The warmer winter temperatures will no doubt be welcomed by midwesterners and could help avoid a repeat of the propane shortages and railway backups seen last year, but if the predictions come true they could also catch producers who continue to grapple with input purchasing decisions in a tight spot as planting time approaches quicker than expected and the market is flooded with last minute seed, fertilizer and chemical shoppers. “There is a lot of trepidation in the market right now,” said Galynn Beer, Senior Sales Manager for AgroLiquid, “Growers are waiting for inputs to sync with outputs. The risk is if that waiting game goes on too long and a rush on the market later has the exact opposite effect they’re looking for.”
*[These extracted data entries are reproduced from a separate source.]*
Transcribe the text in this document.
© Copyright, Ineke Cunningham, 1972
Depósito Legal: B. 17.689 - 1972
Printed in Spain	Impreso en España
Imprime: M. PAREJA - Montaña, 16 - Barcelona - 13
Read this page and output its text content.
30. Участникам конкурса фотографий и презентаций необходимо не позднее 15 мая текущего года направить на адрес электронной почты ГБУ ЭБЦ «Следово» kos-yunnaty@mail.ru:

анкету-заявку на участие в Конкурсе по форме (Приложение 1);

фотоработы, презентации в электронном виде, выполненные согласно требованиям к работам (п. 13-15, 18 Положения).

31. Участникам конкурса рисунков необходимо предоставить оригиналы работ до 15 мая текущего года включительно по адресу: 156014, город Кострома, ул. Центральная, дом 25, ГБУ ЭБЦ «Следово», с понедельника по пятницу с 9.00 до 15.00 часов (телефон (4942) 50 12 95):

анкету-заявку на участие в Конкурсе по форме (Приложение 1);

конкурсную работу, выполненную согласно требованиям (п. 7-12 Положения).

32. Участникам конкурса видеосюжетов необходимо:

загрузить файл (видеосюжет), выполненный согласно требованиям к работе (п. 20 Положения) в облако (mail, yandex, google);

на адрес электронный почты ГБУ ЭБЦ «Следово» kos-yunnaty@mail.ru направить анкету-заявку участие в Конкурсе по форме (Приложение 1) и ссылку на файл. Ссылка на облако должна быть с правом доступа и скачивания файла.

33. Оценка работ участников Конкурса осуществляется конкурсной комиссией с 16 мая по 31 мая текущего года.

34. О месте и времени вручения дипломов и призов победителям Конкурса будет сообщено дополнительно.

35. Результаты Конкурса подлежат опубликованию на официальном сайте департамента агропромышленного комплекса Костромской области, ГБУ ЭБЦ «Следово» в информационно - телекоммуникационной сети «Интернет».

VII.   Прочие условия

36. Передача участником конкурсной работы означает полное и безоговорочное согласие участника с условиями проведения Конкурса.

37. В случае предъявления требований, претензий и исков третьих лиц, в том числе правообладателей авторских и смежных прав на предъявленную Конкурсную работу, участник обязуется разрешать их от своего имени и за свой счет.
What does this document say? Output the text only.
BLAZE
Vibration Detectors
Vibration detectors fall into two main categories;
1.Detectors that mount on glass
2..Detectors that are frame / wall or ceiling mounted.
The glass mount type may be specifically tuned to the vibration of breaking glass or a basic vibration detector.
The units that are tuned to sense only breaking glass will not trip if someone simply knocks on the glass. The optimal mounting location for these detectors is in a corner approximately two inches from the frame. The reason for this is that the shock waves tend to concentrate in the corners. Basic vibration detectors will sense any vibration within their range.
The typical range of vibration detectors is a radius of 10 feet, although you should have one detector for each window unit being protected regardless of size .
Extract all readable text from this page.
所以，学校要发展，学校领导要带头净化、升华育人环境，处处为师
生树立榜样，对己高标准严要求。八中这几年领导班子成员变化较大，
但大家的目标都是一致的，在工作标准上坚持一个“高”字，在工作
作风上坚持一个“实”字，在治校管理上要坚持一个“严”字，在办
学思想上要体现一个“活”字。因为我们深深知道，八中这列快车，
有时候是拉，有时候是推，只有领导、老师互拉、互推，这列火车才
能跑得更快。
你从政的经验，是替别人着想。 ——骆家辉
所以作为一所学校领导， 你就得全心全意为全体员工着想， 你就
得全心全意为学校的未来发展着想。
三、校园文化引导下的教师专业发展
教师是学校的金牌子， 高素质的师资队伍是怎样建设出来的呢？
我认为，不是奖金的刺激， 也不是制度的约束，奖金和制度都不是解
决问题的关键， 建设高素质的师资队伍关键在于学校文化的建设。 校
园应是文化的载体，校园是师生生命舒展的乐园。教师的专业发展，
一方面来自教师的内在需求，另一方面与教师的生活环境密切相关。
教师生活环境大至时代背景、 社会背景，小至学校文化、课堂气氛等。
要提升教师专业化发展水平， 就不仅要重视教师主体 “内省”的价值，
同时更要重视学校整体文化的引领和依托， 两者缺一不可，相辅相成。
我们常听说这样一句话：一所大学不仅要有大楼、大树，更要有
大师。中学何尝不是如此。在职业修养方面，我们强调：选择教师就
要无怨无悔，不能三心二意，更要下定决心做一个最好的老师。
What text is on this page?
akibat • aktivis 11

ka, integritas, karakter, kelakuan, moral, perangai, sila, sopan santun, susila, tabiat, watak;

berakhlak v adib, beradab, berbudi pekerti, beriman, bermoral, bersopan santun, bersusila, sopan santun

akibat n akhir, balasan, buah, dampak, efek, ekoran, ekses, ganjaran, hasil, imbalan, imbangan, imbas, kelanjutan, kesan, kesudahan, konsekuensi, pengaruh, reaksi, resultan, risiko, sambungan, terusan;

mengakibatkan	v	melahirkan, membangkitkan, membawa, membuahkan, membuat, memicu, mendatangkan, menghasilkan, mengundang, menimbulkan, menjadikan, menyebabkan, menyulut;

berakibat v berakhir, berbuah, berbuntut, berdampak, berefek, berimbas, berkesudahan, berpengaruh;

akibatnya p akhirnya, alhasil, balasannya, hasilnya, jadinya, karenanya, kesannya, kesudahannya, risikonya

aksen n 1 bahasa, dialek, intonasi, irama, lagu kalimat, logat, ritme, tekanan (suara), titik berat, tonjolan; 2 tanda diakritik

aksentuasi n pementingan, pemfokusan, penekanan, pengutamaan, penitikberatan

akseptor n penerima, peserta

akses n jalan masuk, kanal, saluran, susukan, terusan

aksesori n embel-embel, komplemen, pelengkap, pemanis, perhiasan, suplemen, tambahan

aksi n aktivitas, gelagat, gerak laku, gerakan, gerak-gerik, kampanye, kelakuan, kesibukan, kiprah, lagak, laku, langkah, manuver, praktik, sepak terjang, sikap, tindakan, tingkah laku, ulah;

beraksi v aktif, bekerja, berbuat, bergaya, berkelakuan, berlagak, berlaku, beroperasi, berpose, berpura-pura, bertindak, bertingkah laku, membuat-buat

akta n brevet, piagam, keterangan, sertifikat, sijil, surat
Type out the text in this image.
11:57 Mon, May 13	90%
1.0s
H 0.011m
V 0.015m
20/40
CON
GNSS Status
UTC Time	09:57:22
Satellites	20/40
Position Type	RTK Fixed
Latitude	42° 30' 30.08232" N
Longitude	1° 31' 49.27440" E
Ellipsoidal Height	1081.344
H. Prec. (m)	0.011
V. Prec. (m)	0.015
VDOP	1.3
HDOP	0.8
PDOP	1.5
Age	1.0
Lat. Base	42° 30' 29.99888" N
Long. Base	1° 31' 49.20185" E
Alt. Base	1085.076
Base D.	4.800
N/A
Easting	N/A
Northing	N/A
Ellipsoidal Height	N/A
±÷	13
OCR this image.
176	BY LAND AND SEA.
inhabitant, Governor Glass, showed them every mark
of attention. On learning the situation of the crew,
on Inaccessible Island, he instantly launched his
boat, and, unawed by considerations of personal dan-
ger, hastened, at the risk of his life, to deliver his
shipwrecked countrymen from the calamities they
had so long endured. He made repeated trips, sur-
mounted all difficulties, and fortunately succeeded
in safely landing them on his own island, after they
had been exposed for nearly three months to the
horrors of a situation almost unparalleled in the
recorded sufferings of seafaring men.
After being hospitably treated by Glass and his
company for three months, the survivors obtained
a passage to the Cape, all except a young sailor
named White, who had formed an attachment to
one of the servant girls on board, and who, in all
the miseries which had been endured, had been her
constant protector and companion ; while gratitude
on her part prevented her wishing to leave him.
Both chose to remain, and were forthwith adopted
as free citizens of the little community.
Most ag companies run promotions through autumn and early winter to reward producers who plan ahead and help alleviate the inevitable glut of last minute orders. This year, Beer says, is a perfect example of why those promotions are so important for both agribusinesses and their grower-customers. “Input purchases are not unlike futures contracts,” Beer added. “Pre-buying inputs during or directly following harvest for next year is one way to lock in a fair price when there is a lot of uncertainty still ahead.”